[llvm] r234809 - [CodeGen] Combine concat_vectors of scalars into build_vector.
Ahmed Bougacha
ahmed.bougacha at gmail.com
Wed Apr 15 19:43:15 PDT 2015
r235072 should fix it. Sorry about the breakage!
-Ahmed
On Wed, Apr 15, 2015 at 5:58 PM, Nick Lewycky <nlewycky at google.com> wrote:
> On 13 April 2015 at 15:57, Ahmed Bougacha <ahmed.bougacha at gmail.com> wrote:
>>
>> Author: ab
>> Date: Mon Apr 13 17:57:21 2015
>> New Revision: 234809
>>
>> URL: http://llvm.org/viewvc/llvm-project?rev=234809&view=rev
>> Log:
>> [CodeGen] Combine concat_vectors of scalars into build_vector.
>>
>> Combine something like:
>> (v8i8 concat_vectors (v2i8 bitcast (i16)) x4)
>> into:
>> (v8i8 (bitcast (v4i16 BUILD_VECTOR (i16) x4)))
>>
>> If any of the scalars are floating point, use that throughout.
>
>
> Hi Ahmed! I think this patch caused PR23246 and I'm going to revert it for
> now. I'm really not familiar with x86, vectors, or the backend, but guess is
> that this is because x86mmx is a strange type with unusual restrictions on
> it. Please reapply when the testcase is fixed.
>
>
>> Differential Revision: http://reviews.llvm.org/D8948
>>
>> Added:
>> llvm/trunk/test/CodeGen/AArch64/concat_vector-scalar-combine.ll
>> Modified:
>> llvm/trunk/lib/CodeGen/SelectionDAG/DAGCombiner.cpp
>>
>> Modified: llvm/trunk/lib/CodeGen/SelectionDAG/DAGCombiner.cpp
>> URL:
>> http://llvm.org/viewvc/llvm-project/llvm/trunk/lib/CodeGen/SelectionDAG/DAGCombiner.cpp?rev=234809&r1=234808&r2=234809&view=diff
>>
>> ==============================================================================
>> --- llvm/trunk/lib/CodeGen/SelectionDAG/DAGCombiner.cpp (original)

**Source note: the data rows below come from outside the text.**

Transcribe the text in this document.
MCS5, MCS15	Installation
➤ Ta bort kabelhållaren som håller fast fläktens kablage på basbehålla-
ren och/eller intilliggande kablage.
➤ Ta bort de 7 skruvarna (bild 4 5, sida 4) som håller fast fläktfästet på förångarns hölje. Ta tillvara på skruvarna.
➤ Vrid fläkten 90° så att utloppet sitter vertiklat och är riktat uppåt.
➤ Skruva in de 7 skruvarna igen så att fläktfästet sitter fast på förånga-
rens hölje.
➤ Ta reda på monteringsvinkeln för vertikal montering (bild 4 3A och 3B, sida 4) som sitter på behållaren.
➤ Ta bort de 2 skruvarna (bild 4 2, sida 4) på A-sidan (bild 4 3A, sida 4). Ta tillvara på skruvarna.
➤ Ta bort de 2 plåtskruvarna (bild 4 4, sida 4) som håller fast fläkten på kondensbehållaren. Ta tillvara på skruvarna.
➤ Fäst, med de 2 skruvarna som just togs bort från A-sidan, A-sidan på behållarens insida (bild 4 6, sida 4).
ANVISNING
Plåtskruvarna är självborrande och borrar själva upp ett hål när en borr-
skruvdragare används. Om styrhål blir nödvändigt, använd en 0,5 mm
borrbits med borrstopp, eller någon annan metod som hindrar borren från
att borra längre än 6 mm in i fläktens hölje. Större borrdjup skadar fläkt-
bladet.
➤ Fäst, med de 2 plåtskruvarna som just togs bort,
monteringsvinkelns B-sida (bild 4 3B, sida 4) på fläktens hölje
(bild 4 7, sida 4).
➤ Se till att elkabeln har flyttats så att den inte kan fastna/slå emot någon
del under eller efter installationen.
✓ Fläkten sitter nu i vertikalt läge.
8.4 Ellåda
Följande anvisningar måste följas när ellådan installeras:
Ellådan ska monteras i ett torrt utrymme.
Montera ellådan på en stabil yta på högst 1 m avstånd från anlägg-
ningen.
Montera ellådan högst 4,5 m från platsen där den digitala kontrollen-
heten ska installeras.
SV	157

>> +++ llvm/trunk/lib/CodeGen/SelectionDAG/DAGCombiner.cpp Mon Apr 13
>> 17:57:21 2015
>> @@ -11499,6 +11499,62 @@ SDValue DAGCombiner::visitBUILD_VECTOR(S
>> return SDValue();
>> }
>>
>> +static SDValue combineConcatVectorOfScalars(SDNode *N, SelectionDAG &DAG)
>> {
>> + const TargetLowering &TLI = DAG.getTargetLoweringInfo();
>> + EVT OpVT = N->getOperand(0).getValueType();
>> +
>> + // If the operands are legal vectors, leave them alone.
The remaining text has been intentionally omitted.